For a certain kind of music fan growing up in the late 1980s and early 1990s, the week did not really end until midnight on Sunday, when a soft-spoken Englishman came on MTV to play the songs no one else on television would. That was Dave Kendall, and the show was "120 Minutes." He died on July 14 at 63; no cause was announced.

The show he built

Mr. Kendall pitched and then created "120 Minutes," which premiered on MTV on March 10, 1986, and hosted it through the early 1990s. At a time when commercial radio and MTV's daytime rotation leaned heavily on arena rock and pop, he built a late-night home for what was then called college rock, alternative, and indie, the darker, stranger, more adventurous music bubbling up from clubs and campus stations. Bands like The Cure, New Order, Depeche Mode and R.E.M. found, in his two hours a week, a national audience they could not get anywhere else on TV.
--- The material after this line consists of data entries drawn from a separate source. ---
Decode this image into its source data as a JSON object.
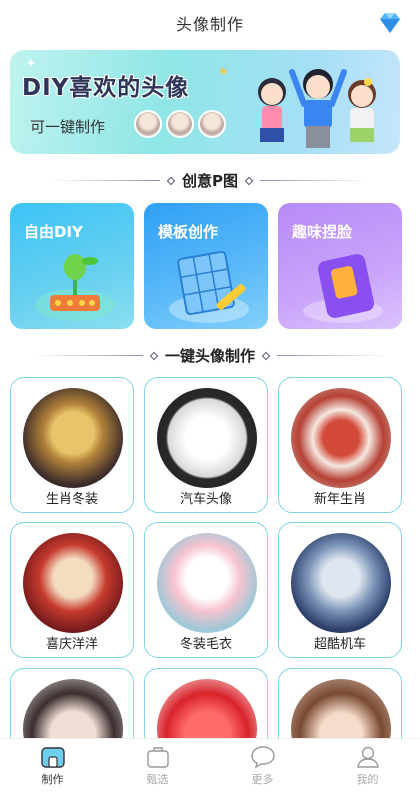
{
  "header": {
    "title": "头像制作",
    "vip_icon": "diamond-icon"
  },
  "banner": {
    "title": "DIY喜欢的头像",
    "subtitle": "可一键制作"
  },
  "sections": {
    "creative": "创意P图",
    "oneclick": "一键头像制作"
  },
  "cards": [
    {
      "label": "自由DIY",
      "icon": "plant-icon"
    },
    {
      "label": "模板创作",
      "icon": "grid-pencil-icon"
    },
    {
      "label": "趣味捏脸",
      "icon": "book-icon"
    }
  ],
  "templates": [
    {
      "label": "生肖冬装"
    },
    {
      "label": "汽车头像"
    },
    {
      "label": "新年生肖"
    },
    {
      "label": "喜庆洋洋"
    },
    {
      "label": "冬装毛衣"
    },
    {
      "label": "超酷机车"
    },
    {
      "label": ""
    },
    {
      "label": ""
    },
    {
      "label": ""
    }
  ],
  "tabbar": [
    {
      "label": "制作",
      "icon": "home-icon",
      "active": true
    },
    {
      "label": "甄选",
      "icon": "bag-icon",
      "active": false
    },
    {
      "label": "更多",
      "icon": "chat-icon",
      "active": false
    },
    {
      "label": "我的",
      "icon": "user-icon",
      "active": false
    }
  ],
  "colors": {
    "accent": "#3cc3f7",
    "border": "#7fd3e6",
    "purple": "#b78af6"
  }
}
He treated the job less like a video jockey's and more like a critic's, choosing what to play on the merits and bringing the sensibility of a music writer to a visual medium. In 1991 the show gave many viewers an early look at Nirvana's "Smells Like Teen Spirit," months before the Seattle sound broke into the mainstream.
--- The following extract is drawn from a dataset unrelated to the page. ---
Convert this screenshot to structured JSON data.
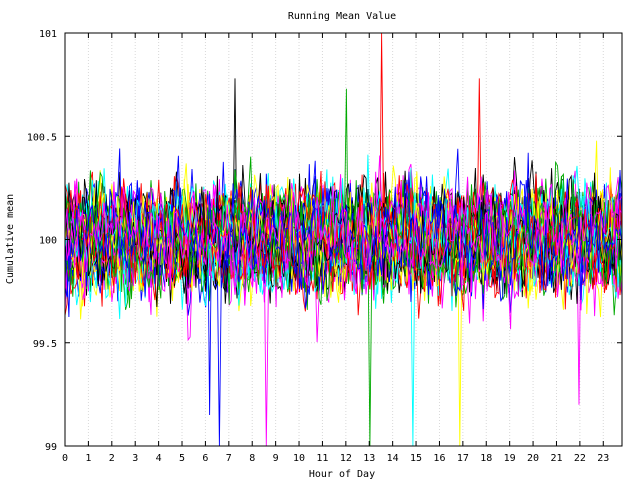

Where he came from, and where he went

Before MTV, Mr. Kendall worked as a music journalist, writing for British publications including Melody Maker before moving to the United States. After stepping away from "120 Minutes," where he was succeeded by Matt Pinfield, he continued in music and media for decades, as a radio host and, later in life, as a producer and correspondent based in Southeast Asia. Mr. Pinfield, paying tribute, remembered him as someone who "loved the music, respected the artists," a description that matched the show he made.

The legacy

"120 Minutes" outlived its original run in influence. In the years before the internet made every obscure band a click away, it was a genuine act of discovery, a place where a teenager in a town with one record store could stumble onto a whole world of sound. Musicians would later credit the show with giving them their first exposure; fans credited it with an education. That Mr. Kendall built it inside MTV, the very machine of mainstream pop, was the trick of it, and his lasting argument: that there was an audience for the difficult and the new, if only someone would put it on the air.